Air France stock sinks amid strikes and warning on future of flagship airline
Air France's share price has dived after its chief executive quit and the French government warned that the country's flagship carrier might collapse.
It came as a new strike on Monday over wage demands prompted the cancellation of about 15% of Air France flights worldwide.
The number of striking workers appears to be slightly declining as the airline enters its 14th day of walkouts this year, but the labour action has already cost the company more than 300 million euros (£260 million) in a matter of weeks.
Air France's share price plunged nearly 13% at the open on Monday and was trading 10.9% lower at 7.21 euros in the early afternoon in Paris amid questions about its future management and direction.
The share price woes follow the resignation on Friday evening of Air France-KLM chief executive Jean-Marc Janaillac after workers rejected the company's latest wage proposal.
The Air France drama poses yet another problem for President Emmanuel Macron's government as he marks a year in office.

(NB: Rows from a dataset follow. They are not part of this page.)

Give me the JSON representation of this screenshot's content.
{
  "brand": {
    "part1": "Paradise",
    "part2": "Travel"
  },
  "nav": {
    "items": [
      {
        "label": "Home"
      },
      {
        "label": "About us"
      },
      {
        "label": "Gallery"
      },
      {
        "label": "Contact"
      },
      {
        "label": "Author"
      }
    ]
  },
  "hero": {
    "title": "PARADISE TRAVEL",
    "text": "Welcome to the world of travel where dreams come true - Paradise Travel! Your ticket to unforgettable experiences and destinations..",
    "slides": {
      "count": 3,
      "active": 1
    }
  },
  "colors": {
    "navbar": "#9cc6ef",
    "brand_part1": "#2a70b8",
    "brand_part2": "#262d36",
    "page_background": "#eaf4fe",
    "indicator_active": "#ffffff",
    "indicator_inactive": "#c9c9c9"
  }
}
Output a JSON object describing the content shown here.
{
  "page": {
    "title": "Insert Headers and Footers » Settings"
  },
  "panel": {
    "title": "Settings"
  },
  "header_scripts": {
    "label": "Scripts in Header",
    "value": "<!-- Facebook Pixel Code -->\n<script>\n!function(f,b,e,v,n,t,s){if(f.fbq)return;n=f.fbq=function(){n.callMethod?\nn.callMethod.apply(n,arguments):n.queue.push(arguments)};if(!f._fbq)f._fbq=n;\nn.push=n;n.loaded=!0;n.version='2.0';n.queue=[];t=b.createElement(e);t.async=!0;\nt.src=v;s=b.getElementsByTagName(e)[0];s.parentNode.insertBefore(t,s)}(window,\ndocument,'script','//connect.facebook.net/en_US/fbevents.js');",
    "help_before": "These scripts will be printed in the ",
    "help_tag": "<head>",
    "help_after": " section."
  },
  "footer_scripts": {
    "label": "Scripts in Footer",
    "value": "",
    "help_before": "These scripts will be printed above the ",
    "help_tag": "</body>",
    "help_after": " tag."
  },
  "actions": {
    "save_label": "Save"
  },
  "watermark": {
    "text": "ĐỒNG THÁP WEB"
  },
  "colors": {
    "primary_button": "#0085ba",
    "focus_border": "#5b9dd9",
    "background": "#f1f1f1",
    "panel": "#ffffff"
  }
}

The industrial dispute come as separate strikes over Mr Macron's labour reforms are hitting France's national railways.
Finance minister Bruno Le Maire on Sunday said the government, which owns 14% of Air France, would not rescue the airline.
He urged striking pilots, crew and ground staff to be "responsible" and said the survival of Air France "is at stake".
"Air France will disappear if it does not make the necessary efforts to be competitive," he said on BFM television.
The strikes have taken a heavier toll on Air France than management and investors expected, and the company last week forecast a "notably" lower income this year compared with 2017.
Unions want a 5.1% pay rise this year, arguing that the company is making enough of a profit to meet their demands.
They noted that their wages have been frozen since 2011 as the airline cut jobs and restructured.
The company argues that the union demands would wipe out hard-earned gains from the restructuring, which was aimed at stemming years of losses and keeping Air France afloat, as well as jeopardise efforts to win back market share from low-cost airlines and big-spending Middle East and Asian carriers.
After protracted negotiations, management last week offered a 2% pay rise this year and an additional 5% over 2019-2021.
Employees rejected that offer on Friday, prompting the CEO's decision to step down. He called the dispute a "huge waste that can only make our competitors rejoice".
The Air France-KLM board asked Mr Janaillac to stay on until May 15 when it will put a transitional leadership in place.